Sabine Haristoy, paysagiste bordelaise, qui a signé notamment le bel aménagement quasi toscan de la place Camille Julian à Bordeaux, précise le propos. «Dans le groupement, je suis l’antenne locale qui fait le relais. Dans le travail collaboratif avec le mandataire West 8, je suis chargée du contexte, parce que le cahier des charges est très explicite sur les enjeux historiques, les demandes de riverains. Plutôt que de tenter de réhabiliter de manière contemporaine avec un grand geste, nous avons essayé au contraire de se rattacher à l’histoire du lieu: une place du XVIIIe qui se rattache aux cours dessinés par l’intendant Tourny (le grand réformateur de la ville moderne au XVIIIe siècle). La demande de travailler sur un cœur d’îlot inspiré des jardins romantiques vient des habitants, notamment l’association SOS Gambetta, très attachée au lieu et au jardin.
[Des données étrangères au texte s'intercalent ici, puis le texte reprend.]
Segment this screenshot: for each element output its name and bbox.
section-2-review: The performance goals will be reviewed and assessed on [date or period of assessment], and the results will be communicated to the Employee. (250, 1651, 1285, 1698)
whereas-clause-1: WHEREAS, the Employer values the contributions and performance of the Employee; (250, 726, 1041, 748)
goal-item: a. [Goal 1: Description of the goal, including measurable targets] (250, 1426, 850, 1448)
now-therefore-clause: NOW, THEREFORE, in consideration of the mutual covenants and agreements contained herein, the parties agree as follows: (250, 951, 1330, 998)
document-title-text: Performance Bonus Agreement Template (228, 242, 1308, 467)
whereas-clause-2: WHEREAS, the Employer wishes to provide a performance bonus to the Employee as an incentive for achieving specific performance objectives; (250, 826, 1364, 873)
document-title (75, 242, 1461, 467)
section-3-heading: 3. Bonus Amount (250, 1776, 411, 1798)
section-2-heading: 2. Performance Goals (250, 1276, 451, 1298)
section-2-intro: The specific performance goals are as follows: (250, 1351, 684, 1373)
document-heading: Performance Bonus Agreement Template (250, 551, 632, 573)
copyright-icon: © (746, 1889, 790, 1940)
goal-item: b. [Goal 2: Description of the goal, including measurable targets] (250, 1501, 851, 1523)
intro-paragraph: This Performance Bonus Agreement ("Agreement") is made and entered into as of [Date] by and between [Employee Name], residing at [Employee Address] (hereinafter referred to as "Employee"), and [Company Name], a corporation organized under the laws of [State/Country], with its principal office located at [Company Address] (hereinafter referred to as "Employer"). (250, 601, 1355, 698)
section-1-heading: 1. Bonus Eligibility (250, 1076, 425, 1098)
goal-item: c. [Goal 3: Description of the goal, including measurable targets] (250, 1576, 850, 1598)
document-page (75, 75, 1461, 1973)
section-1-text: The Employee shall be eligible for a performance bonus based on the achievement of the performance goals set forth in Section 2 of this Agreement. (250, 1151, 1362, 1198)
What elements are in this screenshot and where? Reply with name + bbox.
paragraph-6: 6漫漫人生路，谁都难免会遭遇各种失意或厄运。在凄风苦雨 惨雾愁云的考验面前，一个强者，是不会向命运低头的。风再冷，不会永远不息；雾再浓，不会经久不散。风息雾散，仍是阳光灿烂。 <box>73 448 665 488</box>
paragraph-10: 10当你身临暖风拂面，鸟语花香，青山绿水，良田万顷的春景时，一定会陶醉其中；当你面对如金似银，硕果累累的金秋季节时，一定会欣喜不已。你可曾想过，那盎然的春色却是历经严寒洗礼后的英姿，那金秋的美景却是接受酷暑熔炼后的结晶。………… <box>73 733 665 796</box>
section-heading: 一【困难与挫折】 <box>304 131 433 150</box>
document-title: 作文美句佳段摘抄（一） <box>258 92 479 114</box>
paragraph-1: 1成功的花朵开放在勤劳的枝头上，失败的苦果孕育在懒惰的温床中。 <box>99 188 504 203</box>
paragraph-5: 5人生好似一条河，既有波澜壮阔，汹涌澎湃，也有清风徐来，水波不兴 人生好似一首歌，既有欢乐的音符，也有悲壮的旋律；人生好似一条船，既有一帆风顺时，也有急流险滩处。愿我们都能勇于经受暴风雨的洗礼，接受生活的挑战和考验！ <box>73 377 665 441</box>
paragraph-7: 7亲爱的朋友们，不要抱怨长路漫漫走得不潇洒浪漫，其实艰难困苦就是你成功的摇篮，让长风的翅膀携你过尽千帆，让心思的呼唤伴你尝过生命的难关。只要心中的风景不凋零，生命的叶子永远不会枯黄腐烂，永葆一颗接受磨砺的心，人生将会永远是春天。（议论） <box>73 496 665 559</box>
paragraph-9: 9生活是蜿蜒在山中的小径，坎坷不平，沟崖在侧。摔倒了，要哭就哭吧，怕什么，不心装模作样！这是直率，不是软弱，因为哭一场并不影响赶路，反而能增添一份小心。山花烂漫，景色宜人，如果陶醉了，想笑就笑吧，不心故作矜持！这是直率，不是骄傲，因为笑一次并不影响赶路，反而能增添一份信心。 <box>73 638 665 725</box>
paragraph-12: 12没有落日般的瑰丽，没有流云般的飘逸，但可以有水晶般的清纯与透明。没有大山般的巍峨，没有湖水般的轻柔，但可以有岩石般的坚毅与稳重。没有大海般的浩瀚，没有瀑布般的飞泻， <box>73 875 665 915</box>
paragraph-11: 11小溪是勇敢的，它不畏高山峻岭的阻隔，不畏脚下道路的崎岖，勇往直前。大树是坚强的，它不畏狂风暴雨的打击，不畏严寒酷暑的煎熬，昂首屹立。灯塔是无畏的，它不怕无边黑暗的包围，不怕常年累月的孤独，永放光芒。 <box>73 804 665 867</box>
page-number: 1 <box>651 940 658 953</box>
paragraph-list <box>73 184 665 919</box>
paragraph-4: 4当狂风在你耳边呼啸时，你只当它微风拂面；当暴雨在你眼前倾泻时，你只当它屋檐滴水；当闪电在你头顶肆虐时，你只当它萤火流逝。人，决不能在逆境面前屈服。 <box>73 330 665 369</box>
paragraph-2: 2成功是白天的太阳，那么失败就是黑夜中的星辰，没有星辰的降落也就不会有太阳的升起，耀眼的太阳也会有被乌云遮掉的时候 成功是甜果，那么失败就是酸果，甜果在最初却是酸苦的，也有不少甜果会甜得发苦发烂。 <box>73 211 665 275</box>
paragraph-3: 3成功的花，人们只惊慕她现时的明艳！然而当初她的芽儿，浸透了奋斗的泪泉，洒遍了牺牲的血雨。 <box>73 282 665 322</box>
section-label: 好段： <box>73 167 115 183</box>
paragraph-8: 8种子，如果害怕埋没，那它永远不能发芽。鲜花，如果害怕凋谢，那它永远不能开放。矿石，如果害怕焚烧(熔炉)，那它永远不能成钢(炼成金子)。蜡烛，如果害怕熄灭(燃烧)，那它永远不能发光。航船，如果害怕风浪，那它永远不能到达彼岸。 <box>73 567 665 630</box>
Chaque poumon vert dans cette ville minérale est précieux. Il fallait à la fois conforter sa position de havre de paix, mais avec le souci de mettre en scène les façades XVIIIe, donner de la place aux piétons en réhabilitant les trottoirs et replacer une unité à cette place qui fonctionne comme un giratoire autour d’un jardin vieilli, avec des végétaux malades.

 

Un jardin à l’anglaise

 

Pour retrouver la trace de jardin, on l’agrandit, et on modifie sa partie végétale pour en faire une place apaisée, avec un havre central. Les arbres remarquables sont bien sûr conservés, notamment des magnolias. Mais à l’alignement de marronniers, souvent malades, et qui masquent la vue depuis le jardin, les paysagistes optent pour conserver l’ossature arborée mais façonnée comme un arboretum, avec des bouquets d’arbres aux essences variées, se substituant aux alignements actuels de marronniers, les chemins sinueux serpentent dans un jardin romantique engazonné, offrant des points de vue dégagés sur les façades. On reste simple dans le choix des végétaux mais qualitatif dans le traitement des limites des espaces plantés, des bordures, des revêtements de sol en pierre.

 

Une fontaine au cœur du jardin

 

Aux deux bassins désaffectés actuels, les paysagistes substituent une fontaine, un point d’eau qui ouvre à l’articulation des deux cours Verdun au nord et Intendance à l’Est dans l’esprit de l’intendant Tourny. «Rien n’est encore fixé, point d’eau ou miroir d’eau, sèche ou en eau, fontaine à jets ou brouillard, tout se dessinera dans les prochains mois, avec l’avis des riverains. Ce sera un bijou, on peut espérer qu’il y aura une belle fontaine, et qu’on pourra s’asseoir au bord de l’eau…»

Au sol, le parvis reprend la charte des matériaux de sol de Bordeaux: comme sur le cours de l’Intendance: pieds de façade en pierre blonde calcaire à léger effet de seuils, sol du parvis en granit ou pierre calcaire reprenant le calepinage en diagonale (par rapport aux façades, comme sur les quais de Garonne).

Les Eclaireurs de Lyon travailleront à une mise en lumière douce des façades, rien de clinquant, mais un éclairage doux des arcades, voire des mascarons de certaines habitations, pour souligner l’effet colonnaire des façades et mettre en scène l’unité architecturale du lieu.

 

Fiche technique

Maîtrise d’œuvre: West8 (architecte mandataire, Rotterdam), Sabine Haristoy (paysagiste, Bordeaux), Cetab (bureau d’études techniques voiries réseaux, Bordeaux), Les Eclaireurs (concepteur lumière, Lyon)

Calendrier: début des travaux, 2018; livraison, 2020

Coût de l’opération: 7,952 millions d’euros TTC.